Speaking about her participation, Farideh Zariv, Australian-Iranian artist residing in Oman with her husband Dr Nasser Palangi, said, “In my opinion, art biennales can be a place to exchange artistic ideas, teach new methods and materials and use them in presenting artworks with different styles and techniques of today’s world; it is also a place to connect, collaborate and educate each other about evolving concepts in creativity.”
She further said, “The Dhaka biennale was so interesting for me as it was for the first time I participated in a biennale, and in Bangladesh. I managed to meet many artists from Bhutan, Nepal, Senegal, Italy, Sudan, Spain, Gemany, Africa, Pakistan, China, America, Europe, and Asia and shared my experiences as an artist in Oman with them. I also go to learn a lot from them. During cultural activity, such as performances, music, and dance from different nationalities living in Bangladesh, we got to learn a lot about other cultures.”

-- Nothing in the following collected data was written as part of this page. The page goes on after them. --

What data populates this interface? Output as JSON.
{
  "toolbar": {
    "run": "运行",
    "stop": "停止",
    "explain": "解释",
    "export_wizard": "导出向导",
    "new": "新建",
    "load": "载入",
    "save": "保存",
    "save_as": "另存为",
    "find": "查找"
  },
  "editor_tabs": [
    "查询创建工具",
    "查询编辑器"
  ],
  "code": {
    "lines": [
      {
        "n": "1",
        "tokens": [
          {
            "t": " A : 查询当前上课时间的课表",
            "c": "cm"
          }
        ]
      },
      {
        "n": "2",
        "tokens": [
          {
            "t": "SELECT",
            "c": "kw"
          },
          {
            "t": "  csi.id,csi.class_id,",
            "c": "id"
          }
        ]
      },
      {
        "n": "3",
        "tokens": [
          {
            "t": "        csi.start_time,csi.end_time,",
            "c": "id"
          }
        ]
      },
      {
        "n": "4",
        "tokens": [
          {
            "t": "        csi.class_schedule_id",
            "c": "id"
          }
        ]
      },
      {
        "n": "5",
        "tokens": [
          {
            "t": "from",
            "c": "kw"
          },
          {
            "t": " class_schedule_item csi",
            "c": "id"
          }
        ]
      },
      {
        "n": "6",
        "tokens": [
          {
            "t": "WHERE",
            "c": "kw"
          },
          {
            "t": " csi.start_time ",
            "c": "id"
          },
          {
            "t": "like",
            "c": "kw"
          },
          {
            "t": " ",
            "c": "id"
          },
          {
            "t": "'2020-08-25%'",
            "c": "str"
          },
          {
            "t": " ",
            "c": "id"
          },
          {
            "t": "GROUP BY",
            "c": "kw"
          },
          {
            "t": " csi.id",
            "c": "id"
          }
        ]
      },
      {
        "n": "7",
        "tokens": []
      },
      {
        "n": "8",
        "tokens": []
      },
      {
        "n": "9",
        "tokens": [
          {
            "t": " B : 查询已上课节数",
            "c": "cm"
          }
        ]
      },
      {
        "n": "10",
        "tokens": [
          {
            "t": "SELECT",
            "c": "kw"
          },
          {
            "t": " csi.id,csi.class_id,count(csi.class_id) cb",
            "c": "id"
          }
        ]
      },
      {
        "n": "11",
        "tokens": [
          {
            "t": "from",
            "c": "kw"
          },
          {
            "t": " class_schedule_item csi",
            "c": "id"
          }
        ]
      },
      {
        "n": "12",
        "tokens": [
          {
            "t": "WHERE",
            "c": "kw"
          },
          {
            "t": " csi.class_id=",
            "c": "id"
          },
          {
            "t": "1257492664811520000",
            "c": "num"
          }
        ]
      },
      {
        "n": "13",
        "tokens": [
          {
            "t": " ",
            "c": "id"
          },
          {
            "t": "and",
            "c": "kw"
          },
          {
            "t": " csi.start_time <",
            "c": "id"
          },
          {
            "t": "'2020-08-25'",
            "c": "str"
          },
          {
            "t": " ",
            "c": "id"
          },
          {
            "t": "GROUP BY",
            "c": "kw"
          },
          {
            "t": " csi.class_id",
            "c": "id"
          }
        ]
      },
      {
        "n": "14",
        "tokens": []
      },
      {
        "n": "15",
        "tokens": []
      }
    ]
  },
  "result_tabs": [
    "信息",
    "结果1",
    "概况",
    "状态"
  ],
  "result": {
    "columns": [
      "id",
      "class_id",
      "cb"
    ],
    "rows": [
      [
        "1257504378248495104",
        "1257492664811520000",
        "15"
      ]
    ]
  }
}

She noted that textile art was very popular in Bangladesh and one of the key aspects that impacts the country’s economy. “You could see it everywhere and in everyone’s clothes, with unique colours and designs,” she said, adding that young Bangladeshi artists are more contemporary and have brought out that concept that through installations and performances.
The international artists, she said, were appreciative of her work of blending photography with art, as well as those of the Omani artists present. The participants also got an opportunity to visit places of interest in Dhaka, especially the US Museum of At, besides other contemporary museums, as well as a one-day trip aboard a cruise ship to go around the city to observe its culture and hospitality.